Yes, sometimes liberalism can actually lead to social progress by pushing the boundaries of common values, attitudes and beliefs. But sometimes those boundaries are there because the land beyond them is marked, “Here there be dragons”. The thing about common sense it that it’s common precisely because it is sense … good sense, daily wisdom available to all people and not just the intelligentsia. The philosophy of Aristotle, still respected and learned today, is firmly grounded in common sense: not just in philosophic realism[3] but in the reality of human experience. For that reason, it remains attractive when more baroque systems and ideals, such as those articulated by Nietzsche or Baruch Spinoza, have lost their novelty. The most remarkable fact about truisms is that they are true. To reject their truth merely because they belong to the masses is not merely snobbish but actually dangerous.

The final point I wish to bring forth is the fact that Kanazawa found a higher variance between liberalism and conservativism than between theism and atheism. This isn’t surprising; an orthodox Christian view of social justice will be either conservative or liberal depending on the issue one is looking at, and there are many people who are against certain liberal shibboleths (e.g., abortion and gay marriage) who nevertheless consider themselves political liberals.[4] The difference between the two averages, though, tells us that a person of higher intelligence is more likely to be a liberal believer than a secular liberal.

Atheism doesn’t have that much “snob appeal”.

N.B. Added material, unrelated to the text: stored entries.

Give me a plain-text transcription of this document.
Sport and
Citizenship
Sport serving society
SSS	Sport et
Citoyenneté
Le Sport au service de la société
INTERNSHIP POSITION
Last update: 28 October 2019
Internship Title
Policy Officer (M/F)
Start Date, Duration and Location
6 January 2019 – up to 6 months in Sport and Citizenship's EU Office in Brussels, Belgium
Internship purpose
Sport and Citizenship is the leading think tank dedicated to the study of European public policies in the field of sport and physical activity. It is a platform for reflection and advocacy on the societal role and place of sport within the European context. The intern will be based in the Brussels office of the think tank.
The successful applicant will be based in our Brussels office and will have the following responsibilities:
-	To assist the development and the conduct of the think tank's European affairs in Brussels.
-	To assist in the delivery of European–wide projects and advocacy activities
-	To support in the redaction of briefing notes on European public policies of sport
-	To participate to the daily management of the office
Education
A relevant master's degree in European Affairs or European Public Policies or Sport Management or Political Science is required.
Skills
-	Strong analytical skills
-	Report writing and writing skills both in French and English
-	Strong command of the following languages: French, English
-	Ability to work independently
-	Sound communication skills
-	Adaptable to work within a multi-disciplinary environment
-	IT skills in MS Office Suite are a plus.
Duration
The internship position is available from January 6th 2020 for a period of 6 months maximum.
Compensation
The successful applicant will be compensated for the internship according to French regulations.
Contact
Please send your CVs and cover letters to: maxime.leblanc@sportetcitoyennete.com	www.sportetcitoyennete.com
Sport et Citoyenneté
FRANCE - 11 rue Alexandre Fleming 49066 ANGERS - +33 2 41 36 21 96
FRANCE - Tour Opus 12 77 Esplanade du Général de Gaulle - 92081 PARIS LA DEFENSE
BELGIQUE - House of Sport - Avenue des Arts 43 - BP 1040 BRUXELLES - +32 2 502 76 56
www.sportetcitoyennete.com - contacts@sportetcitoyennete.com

[1] Since intelligence test scales are predicated on a bell curve, the mean is 100, with a standard deviation of 15 or 16. For instance, the Wechsler Scale places 68.5% of the population between 85 and 115, the Stanford-Binet Scale between 84 and 116; 95.4% fall between 70 and 130 (Wechsler) or 68 and 132 (Stanford-Binet).
[2] Full disclosure: For what it’s worth, I took two IQ tests in 1974, at the age of ten, scoring 126 and 129; in 1982, I scored a composite 27 on my ACT and 74 on my ASVAB (not accepted by MENSA). In other words, just shy of the top 2.3%. I haven’t done any aptitude tests since, though if I were qualified, a MENSA membership might look good on a résumé.
[3] Realism is the philosophic principle that ideas which express categories or classes, such as “chair” or “cat” or “shoe”, are real things, albeit not materially sensible things (preter-real). The opposing principle is “nominalism”, which holds that such words are only naming conventions.
[4] The study didn’t examine views on particular issues.